The participants in the present study also reported that they experienced higher levels of stress due to economic pressure caused by the patient’s medical expenses and job loss or reduced income during the epidemic, as evident in the literature [39, 40]. Accordingly, social support from governments to reduce treatment costs, workplace support, and support from family members and relatives can reduce the economic burden of the disease.

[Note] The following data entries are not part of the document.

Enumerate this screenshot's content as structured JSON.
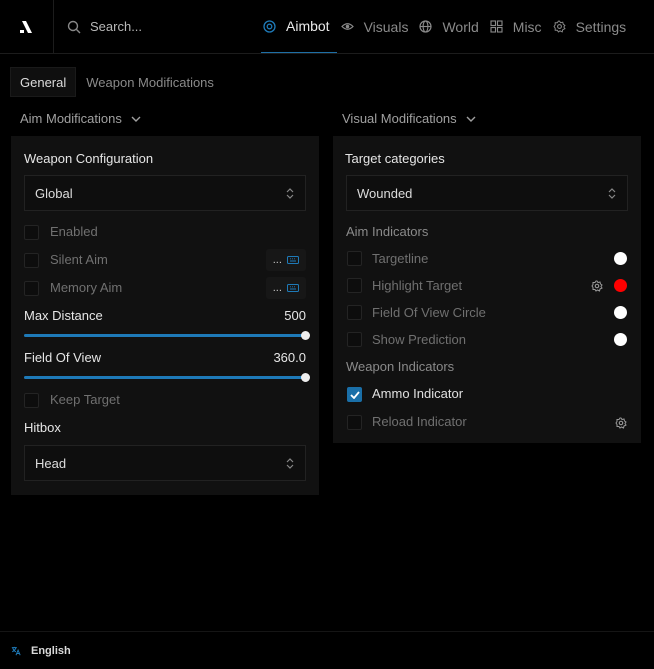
{
  "logo": {
    "icon": "brand-slash-logo"
  },
  "search": {
    "placeholder": "Search...",
    "value": ""
  },
  "nav": {
    "tabs": [
      {
        "label": "Aimbot",
        "icon": "target-icon",
        "active": true
      },
      {
        "label": "Visuals",
        "icon": "eye-icon",
        "active": false
      },
      {
        "label": "World",
        "icon": "globe-icon",
        "active": false
      },
      {
        "label": "Misc",
        "icon": "grid-icon",
        "active": false
      },
      {
        "label": "Settings",
        "icon": "gear-icon",
        "active": false
      }
    ]
  },
  "subtabs": [
    {
      "label": "General",
      "active": true
    },
    {
      "label": "Weapon Modifications",
      "active": false
    }
  ],
  "aim": {
    "header": "Aim Modifications",
    "weapon_config_label": "Weapon Configuration",
    "weapon_config_value": "Global",
    "enabled": {
      "label": "Enabled",
      "checked": false
    },
    "silent_aim": {
      "label": "Silent Aim",
      "checked": false,
      "keybind": "..."
    },
    "memory_aim": {
      "label": "Memory Aim",
      "checked": false,
      "keybind": "..."
    },
    "max_distance": {
      "label": "Max Distance",
      "value": "500",
      "fraction": 1.0
    },
    "field_of_view": {
      "label": "Field Of View",
      "value": "360.0",
      "fraction": 1.0
    },
    "keep_target": {
      "label": "Keep Target",
      "checked": false
    },
    "hitbox_label": "Hitbox",
    "hitbox_value": "Head"
  },
  "visual": {
    "header": "Visual Modifications",
    "target_categories_label": "Target categories",
    "target_categories_value": "Wounded",
    "aim_indicators_label": "Aim Indicators",
    "targetline": {
      "label": "Targetline",
      "checked": false,
      "color": "#ffffff"
    },
    "highlight_target": {
      "label": "Highlight Target",
      "checked": false,
      "color": "#ff0000"
    },
    "fov_circle": {
      "label": "Field Of View Circle",
      "checked": false,
      "color": "#ffffff"
    },
    "show_prediction": {
      "label": "Show Prediction",
      "checked": false,
      "color": "#ffffff"
    },
    "weapon_indicators_label": "Weapon Indicators",
    "ammo_indicator": {
      "label": "Ammo Indicator",
      "checked": true
    },
    "reload_indicator": {
      "label": "Reload Indicator",
      "checked": false
    }
  },
  "footer": {
    "language": "English",
    "icon": "translate-icon"
  },
  "colors": {
    "accent": "#1e7ab8",
    "background": "#000000",
    "panel": "#111111"
  }
}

Lack of support, ineffective interactions, and isolation were other problems reported by the caregivers in the present study. A majority of the participants believed that during the COVID-19 pandemic, not only did they not receive enough support and effective interaction from the public, managers, their colleagues, family members, and friends, but because the patients were nurses, they experienced isolation and rejection, and the people around them cut off or reduced their communication with them due to the fear of contracting and transmitting coronavirus. The caregivers also reported that they experienced great suffering and stress caused by the nurses’ quick return to work due to the shortage of nursing staff before full recovery and the lack of support from the hospital managers, as confirmed in several studies [41,42,43]. The support of nursing managers to nurses during epidemics will bring positive effects and consequences not only for nurses but also for their family caregivers [44].

Limitations of the study

This study has several limitations. One of the limitations was the recall bias because the caregivers were asked to share their past experiences. In addition, the caregivers might have refused to accurately share their experiences of caring for nurses with COVID-19 due to their concerns about presenting the findings to hospital managers. Thus, the researcher assured the participants of the confidentiality of their information and the findings. Another limitation of this study was that the participants were selected from among volunteers and thus family caregivers who were not willing to participate in the study might have different caregiving experiences that were missed. In addition, the experiences of family caregivers caring for nurses with COVID-19 who were hospitalized or died in the intensive care unit were not addressed in this study.

Conclusion

The present study examined the perceptions of family caregivers of nurses with COVID-19. The participants experienced numerous psychosocial consequences such as the fear of the patient’s condition deteriorating, their frequent infections, the transmission of the coronavirus to other family members, and their disappointment about the nurse’s recovery due to the risks associated with the nursing profession. Family caregivers of nurses who recovered from COVID-19, like other caregivers, complained about the caregiving burden caused by role conflict and high treatment expenses. The lack of support from colleagues and managers for nurses with COVID-19, poor interactions, and family and social isolation led to a change in the caregivers’ attitudes toward the nursing profession and regret for their family members being a nurse. All these challenges put additional stress on caregivers and can expose them to many risks. Thus, caregivers of nurses who are infected with a pandemic and are exposed to health risks in similar circumstances need more attention and support; an issue that seems to have been neglected during the COVID-19 pandemic.

Implication for practice

The findings of this study can help health managers and policymakers formulate some strategies to support and care for families and family caregivers of healthcare workers who are on the front line of treatment.